Japanese Bank Supports Renewable Energy Projects in Vietnam
The Japan Bank for International Cooperation (JBIC) has signed a loan
agreement with Vietnam’s state-owned commercial bank Vietcombank to
set up a credit line of US$200 million for financing renewable energy
projects in the ASEAN member state.
JBIC has a portion of US$100 million of the credit line and is also
providing a partial guarantee for the co-financed portion. The credit line is
co-financed with MUFG Bank (lead-arranger), Mizuho Bank, The Joyo
Bank, and The Nishi-Nippon City Bank, JBIC said in a statement on 26
The US$200-million credit line is intended to finance via Vietcombank
renewables projects, such as solar power generation, in Vietnam, as part
of JBIC’s Global Facility to Promote Quality Infrastructure Investment for
Environmental Preservation and Sustainable Growth.
This is the first credit line that the Japanese bank has extended to
Vietnam under the Global action for Reconciling Economic growth and
ENvironmental preservation (GREEN) programme .
Vietnam’s power demand has grown rapidly in recent years, with load
rising at an average pace of some 10 percent every year in the past five
years, McKinsey & Company said in an analysis earlier this year, noting
that “renewables have the potential to become the lowest-cost option for
Vietnam to meet its energy needs.”
Vietnam’s rising demand will need additional electricity capacity, which in
turn will need upgrading Vietnam’s power system. According to estimates
from Electricity of Vietnam (EVN), the country will need to attract US$150
billion in new capital investment in order to upgrade the power system.
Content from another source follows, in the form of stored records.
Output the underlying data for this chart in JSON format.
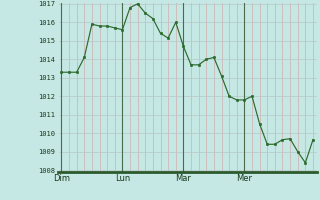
{
  "y_values": [
    1013.3,
    1013.3,
    1013.3,
    1014.1,
    1015.9,
    1015.8,
    1015.8,
    1015.7,
    1015.6,
    1016.8,
    1017.0,
    1016.5,
    1016.2,
    1015.4,
    1015.15,
    1016.0,
    1014.7,
    1013.7,
    1013.7,
    1014.0,
    1014.1,
    1013.1,
    1012.0,
    1011.8,
    1011.8,
    1012.0,
    1010.5,
    1009.4,
    1009.4,
    1009.65,
    1009.7,
    1009.0,
    1008.4,
    1009.65
  ],
  "x_tick_positions": [
    0,
    8,
    16,
    24
  ],
  "x_tick_labels": [
    "Dim",
    "Lun",
    "Mar",
    "Mer"
  ],
  "y_min": 1008,
  "y_max": 1017,
  "y_ticks": [
    1008,
    1009,
    1010,
    1011,
    1012,
    1013,
    1014,
    1015,
    1016,
    1017
  ],
  "line_color": "#2d6a2d",
  "marker_color": "#2d6a2d",
  "bg_color": "#c5e8e5",
  "grid_color_major": "#b0d4d0",
  "grid_color_minor": "#c0dcda",
  "axis_line_color": "#2d5a2d",
  "day_line_color": "#4a6a4a",
  "tick_label_color": "#1a3a1a",
  "bottom_bar_color": "#2d5a2d"
}
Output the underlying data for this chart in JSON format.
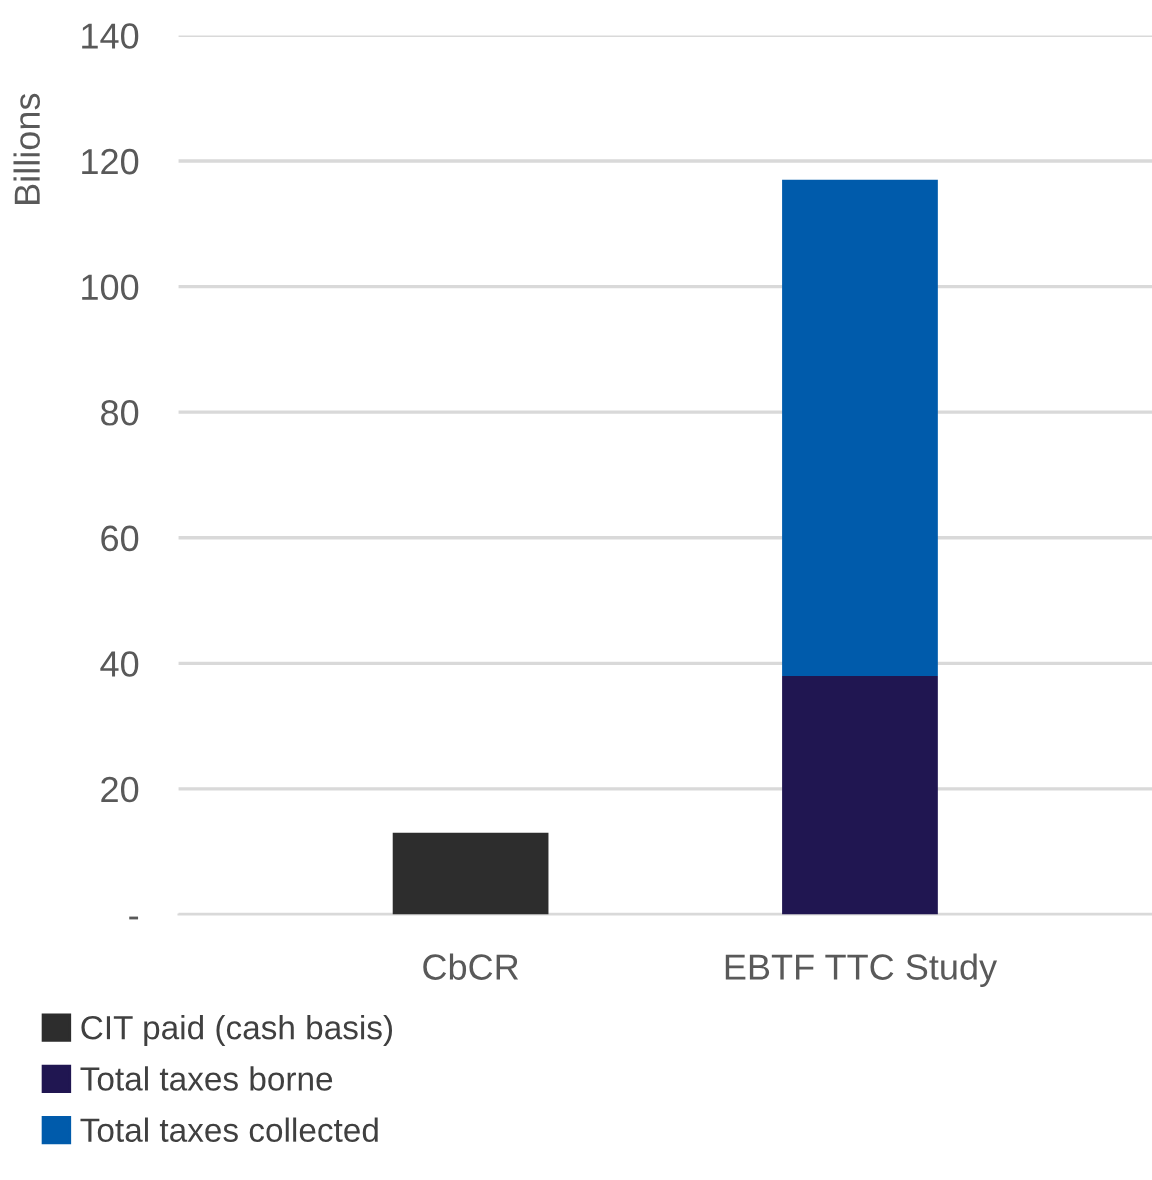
{
  "chart_data": {
    "type": "bar",
    "stacked": true,
    "ylabel": "Billions",
    "categories": [
      "CbCR",
      "EBTF TTC Study"
    ],
    "series": [
      {
        "name": "CIT paid (cash basis)",
        "color": "#2d2d2d",
        "values": [
          13,
          null
        ]
      },
      {
        "name": "Total taxes borne",
        "color": "#201651",
        "values": [
          null,
          38
        ]
      },
      {
        "name": "Total taxes collected",
        "color": "#005bab",
        "values": [
          null,
          79
        ]
      }
    ],
    "ylim": [
      0,
      140
    ],
    "yticks": [
      {
        "value": 0,
        "label": "-"
      },
      20,
      40,
      60,
      80,
      100,
      120,
      140
    ],
    "grid": "y",
    "legend": "bottom"
  }
}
The continuously falling costs of solar and wind power, combined with
Vietnam’s natural endowments of solar and wind, have already made
renewables the cheapest form of new power generation on a levelized cost
of electricity (LCOE) basis, according to McKinsey’s review of market data
and interviews with industry experts.
In addition, renewable energy projects can be built more quickly
compared to traditional sources of generation, while Vietnam’s potential to
add flexible natural gas-fuelled power generation due to its domestic gas
reserves allows renewable energy to be integrated into the grid at low
cost, compared with many markets, McKinsey & Company reckons.